There are four major health benefits of regularly working out on a stationary bike. First, riding an exercise bike is a low-impact activity. Often used in physical therapy for people recovering from hip, knee, or ankle injuries, stationary bikes cause minimal impact on these joints. You will avoid the high-impact pounding of other exercise methods like running, preventing injury to your body.
Second, stationary bikes build up muscle endurance. Pedaling against resistance on a stationary bike builds up the endurance of the calf muscles, gluteus, hamstrings, and quadriceps. In addition, you strengthen the surrounding bones, tendons, and ligaments to increase overall strength, allowing for more comfortable performance of activities for daily living.
Another benefit of stationary bikes is the release of adrenaline and endorphins, which lower stress levels, create euphoric feelings, and increase immune response in the body.
Finally, it is recommended that healthy adults get at least 150 hours of moderately intensive exercise per week. This equates to 30 to 60 minutes of moderate exercise five times a week or 20 to 60 minutes of vigorous exercise three days per week.

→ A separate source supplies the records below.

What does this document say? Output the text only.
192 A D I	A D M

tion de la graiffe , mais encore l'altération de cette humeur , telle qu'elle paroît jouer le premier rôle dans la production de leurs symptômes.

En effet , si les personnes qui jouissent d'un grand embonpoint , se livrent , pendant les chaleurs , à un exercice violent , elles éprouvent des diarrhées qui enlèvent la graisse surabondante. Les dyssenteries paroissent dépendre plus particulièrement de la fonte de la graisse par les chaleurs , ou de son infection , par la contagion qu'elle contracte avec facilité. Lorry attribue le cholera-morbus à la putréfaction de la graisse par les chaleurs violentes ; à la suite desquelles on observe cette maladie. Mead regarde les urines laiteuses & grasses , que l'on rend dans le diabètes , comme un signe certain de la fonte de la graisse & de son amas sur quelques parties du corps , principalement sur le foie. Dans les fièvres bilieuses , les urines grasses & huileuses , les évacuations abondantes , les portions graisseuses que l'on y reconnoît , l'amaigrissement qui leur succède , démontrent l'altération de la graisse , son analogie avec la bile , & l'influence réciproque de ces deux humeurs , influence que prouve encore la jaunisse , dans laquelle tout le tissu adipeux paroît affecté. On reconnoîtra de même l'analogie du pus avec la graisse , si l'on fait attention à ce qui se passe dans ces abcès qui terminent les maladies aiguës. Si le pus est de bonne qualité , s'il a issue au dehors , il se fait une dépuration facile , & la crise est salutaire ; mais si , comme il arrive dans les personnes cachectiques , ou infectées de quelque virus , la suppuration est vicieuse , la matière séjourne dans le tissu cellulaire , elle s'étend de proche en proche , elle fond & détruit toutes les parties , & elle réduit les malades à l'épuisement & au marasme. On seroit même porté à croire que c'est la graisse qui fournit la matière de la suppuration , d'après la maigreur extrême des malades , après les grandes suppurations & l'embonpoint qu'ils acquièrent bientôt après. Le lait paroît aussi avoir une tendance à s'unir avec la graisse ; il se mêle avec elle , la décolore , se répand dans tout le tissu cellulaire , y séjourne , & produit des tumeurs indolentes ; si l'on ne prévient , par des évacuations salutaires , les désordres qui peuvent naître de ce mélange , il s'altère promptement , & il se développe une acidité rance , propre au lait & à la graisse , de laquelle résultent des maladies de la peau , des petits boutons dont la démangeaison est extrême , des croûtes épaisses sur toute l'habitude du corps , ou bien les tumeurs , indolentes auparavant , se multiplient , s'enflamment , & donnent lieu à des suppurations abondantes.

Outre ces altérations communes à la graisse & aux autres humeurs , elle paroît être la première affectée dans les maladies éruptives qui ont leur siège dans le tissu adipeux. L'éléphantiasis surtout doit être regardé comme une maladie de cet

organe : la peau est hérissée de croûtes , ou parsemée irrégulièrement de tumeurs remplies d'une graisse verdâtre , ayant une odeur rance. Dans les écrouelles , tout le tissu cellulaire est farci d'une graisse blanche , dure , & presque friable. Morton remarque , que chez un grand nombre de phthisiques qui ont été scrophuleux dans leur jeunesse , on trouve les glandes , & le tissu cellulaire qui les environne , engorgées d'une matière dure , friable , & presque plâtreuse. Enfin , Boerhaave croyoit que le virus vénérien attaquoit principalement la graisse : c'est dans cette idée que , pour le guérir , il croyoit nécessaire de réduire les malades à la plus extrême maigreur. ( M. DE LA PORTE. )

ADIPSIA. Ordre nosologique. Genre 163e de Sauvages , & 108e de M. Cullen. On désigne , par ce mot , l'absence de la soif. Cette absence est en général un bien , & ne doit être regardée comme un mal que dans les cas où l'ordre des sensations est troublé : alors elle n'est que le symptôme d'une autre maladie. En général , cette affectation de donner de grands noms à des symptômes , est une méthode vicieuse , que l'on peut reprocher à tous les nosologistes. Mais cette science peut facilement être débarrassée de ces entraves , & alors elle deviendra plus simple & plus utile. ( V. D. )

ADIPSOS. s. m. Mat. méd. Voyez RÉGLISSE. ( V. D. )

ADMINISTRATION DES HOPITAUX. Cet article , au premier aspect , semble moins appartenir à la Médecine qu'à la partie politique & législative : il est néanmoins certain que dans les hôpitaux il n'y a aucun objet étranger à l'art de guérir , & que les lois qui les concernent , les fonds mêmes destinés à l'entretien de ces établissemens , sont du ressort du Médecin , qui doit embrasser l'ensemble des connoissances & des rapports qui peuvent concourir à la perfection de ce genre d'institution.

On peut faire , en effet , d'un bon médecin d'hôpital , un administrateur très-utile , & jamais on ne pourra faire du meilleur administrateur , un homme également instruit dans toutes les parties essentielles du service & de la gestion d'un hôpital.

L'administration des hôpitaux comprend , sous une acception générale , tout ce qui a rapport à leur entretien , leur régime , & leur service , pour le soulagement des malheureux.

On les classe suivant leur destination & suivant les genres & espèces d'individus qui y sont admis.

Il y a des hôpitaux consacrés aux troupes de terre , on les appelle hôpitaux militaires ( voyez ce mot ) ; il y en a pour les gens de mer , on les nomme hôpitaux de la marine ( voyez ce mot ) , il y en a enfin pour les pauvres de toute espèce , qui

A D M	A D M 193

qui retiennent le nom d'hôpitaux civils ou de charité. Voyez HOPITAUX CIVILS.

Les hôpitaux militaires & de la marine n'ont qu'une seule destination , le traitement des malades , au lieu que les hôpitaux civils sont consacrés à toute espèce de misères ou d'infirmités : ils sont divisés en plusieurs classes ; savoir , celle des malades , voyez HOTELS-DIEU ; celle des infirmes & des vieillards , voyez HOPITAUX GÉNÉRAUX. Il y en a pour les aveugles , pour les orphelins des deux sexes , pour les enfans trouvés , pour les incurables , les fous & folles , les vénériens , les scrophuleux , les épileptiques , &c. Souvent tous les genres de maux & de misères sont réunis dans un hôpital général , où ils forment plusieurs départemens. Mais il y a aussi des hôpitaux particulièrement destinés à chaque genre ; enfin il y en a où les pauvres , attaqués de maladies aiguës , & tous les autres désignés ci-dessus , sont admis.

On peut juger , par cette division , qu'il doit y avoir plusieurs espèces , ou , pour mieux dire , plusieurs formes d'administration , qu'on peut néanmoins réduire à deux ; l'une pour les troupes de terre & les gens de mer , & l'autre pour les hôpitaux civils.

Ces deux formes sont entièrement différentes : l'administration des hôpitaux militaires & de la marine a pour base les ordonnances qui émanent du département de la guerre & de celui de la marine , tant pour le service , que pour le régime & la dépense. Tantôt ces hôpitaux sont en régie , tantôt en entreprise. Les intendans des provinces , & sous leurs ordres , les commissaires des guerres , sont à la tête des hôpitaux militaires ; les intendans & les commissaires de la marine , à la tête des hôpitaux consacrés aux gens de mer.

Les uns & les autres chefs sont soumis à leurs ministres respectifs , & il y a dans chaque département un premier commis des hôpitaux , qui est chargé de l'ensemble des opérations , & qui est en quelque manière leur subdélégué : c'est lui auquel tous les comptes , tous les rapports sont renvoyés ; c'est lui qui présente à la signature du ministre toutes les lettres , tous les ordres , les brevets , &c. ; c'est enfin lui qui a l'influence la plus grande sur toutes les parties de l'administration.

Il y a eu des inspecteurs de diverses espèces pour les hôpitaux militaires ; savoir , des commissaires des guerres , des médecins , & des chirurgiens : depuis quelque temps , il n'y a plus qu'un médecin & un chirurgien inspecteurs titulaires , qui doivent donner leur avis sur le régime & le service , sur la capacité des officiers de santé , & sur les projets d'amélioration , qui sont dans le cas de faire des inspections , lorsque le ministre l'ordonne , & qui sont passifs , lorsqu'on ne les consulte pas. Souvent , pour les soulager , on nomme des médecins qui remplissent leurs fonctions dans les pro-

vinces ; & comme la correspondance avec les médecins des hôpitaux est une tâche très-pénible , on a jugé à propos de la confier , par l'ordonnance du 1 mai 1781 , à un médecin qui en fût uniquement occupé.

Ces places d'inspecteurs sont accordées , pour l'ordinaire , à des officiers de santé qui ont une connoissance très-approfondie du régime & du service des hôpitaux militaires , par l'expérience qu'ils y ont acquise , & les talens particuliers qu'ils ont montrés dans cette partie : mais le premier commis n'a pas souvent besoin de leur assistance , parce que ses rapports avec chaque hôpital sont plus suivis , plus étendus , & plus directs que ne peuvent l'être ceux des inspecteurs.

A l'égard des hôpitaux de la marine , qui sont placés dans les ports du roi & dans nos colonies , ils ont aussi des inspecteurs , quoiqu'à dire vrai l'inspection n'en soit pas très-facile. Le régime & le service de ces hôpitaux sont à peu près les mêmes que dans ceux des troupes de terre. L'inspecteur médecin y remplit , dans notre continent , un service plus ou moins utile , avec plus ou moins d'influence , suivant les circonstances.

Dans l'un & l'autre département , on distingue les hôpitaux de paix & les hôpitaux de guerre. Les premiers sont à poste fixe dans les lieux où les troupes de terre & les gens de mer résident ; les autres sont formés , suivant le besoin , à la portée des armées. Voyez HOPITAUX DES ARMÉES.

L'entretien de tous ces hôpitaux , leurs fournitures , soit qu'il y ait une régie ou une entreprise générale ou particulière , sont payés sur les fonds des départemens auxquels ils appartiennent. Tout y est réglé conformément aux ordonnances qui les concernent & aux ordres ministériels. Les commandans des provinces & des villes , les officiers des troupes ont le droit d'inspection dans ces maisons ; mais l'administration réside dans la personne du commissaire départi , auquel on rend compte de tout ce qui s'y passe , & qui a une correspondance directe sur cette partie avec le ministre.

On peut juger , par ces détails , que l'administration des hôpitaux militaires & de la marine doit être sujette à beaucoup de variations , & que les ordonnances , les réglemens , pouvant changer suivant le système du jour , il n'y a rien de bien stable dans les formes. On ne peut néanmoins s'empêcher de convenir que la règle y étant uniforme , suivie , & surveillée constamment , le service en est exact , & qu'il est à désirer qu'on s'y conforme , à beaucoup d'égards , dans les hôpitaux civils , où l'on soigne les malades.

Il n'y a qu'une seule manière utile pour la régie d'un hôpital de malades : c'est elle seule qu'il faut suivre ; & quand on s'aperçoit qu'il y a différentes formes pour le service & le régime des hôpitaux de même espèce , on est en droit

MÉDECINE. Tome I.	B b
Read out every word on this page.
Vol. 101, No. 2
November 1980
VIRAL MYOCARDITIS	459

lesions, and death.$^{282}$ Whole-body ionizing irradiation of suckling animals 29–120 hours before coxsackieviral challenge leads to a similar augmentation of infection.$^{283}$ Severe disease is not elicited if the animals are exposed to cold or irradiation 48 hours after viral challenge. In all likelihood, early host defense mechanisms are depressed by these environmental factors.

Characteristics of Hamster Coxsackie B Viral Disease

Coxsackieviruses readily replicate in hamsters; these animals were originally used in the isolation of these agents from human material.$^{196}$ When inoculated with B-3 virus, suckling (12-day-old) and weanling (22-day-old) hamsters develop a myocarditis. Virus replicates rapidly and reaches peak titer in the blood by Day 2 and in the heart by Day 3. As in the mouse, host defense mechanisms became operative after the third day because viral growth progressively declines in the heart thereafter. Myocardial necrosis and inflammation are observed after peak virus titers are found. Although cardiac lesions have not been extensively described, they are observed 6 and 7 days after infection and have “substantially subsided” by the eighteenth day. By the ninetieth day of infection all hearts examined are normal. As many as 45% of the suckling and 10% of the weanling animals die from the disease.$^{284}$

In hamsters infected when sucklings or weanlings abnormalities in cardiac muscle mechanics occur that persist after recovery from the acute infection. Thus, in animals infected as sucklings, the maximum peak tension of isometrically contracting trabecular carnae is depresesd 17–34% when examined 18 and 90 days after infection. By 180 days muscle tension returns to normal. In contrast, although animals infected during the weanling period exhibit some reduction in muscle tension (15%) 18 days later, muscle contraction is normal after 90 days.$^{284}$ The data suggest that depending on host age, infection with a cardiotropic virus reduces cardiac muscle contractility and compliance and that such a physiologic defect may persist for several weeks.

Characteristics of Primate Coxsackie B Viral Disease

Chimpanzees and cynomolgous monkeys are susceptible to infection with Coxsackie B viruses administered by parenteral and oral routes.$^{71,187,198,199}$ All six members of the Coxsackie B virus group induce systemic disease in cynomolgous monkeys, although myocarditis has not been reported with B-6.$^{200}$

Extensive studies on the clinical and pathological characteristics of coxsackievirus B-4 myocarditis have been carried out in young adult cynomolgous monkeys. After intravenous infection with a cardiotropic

A good exercise bike routine can keep your heart rate in the vigorous range for 45 to 60 minutes, allowing you to exercise just three times a week to achieve recommended levels of exercise for a healthy body.
- NordicTrack – One of the bestselling exercise equipment brands, NordicTrack was founded in the 1970s. At first, they only had cross-country ski machines, but in the 1990s, they added other exercise equipment to their brand, including stationary bikes. Made for people who want guided exercises and online entertainment, unfortunately you will not get the feel of a road bike with these machines.
- Matrix Fitness– An international fitness brand, Matrix makes high-quality exercise bikes with customizable features from pedals to consoles. They cost more than other stationary bikes, but their quality, customer service, and long warranties make up for the price hike.
- Sole – Sole exercise bikes are high-quality machines with steel frames, offering smooth ergonomic cycling, and have warranties that lead the way in the price range of their bikes. Many of the bikes have guided programs and Bluetooth connectivity for the most effective and entertaining workout. This brand makes an exercise bike for almost any body type and training level, from gentle rehabilitation to training for competition.
There is an exercise bike for almost everyone, whether you are recovering from an injury or preparing for an intensive bike ride. Knowing what to look for is an important part of shopping for a stationary bike. Keep in mind the style of bike, the basic and advanced features you want, and what brand you like best. Most of all, find something that fits your exercise routine, because there’s nothing worse than buying an expensive machine that does not suit your needs.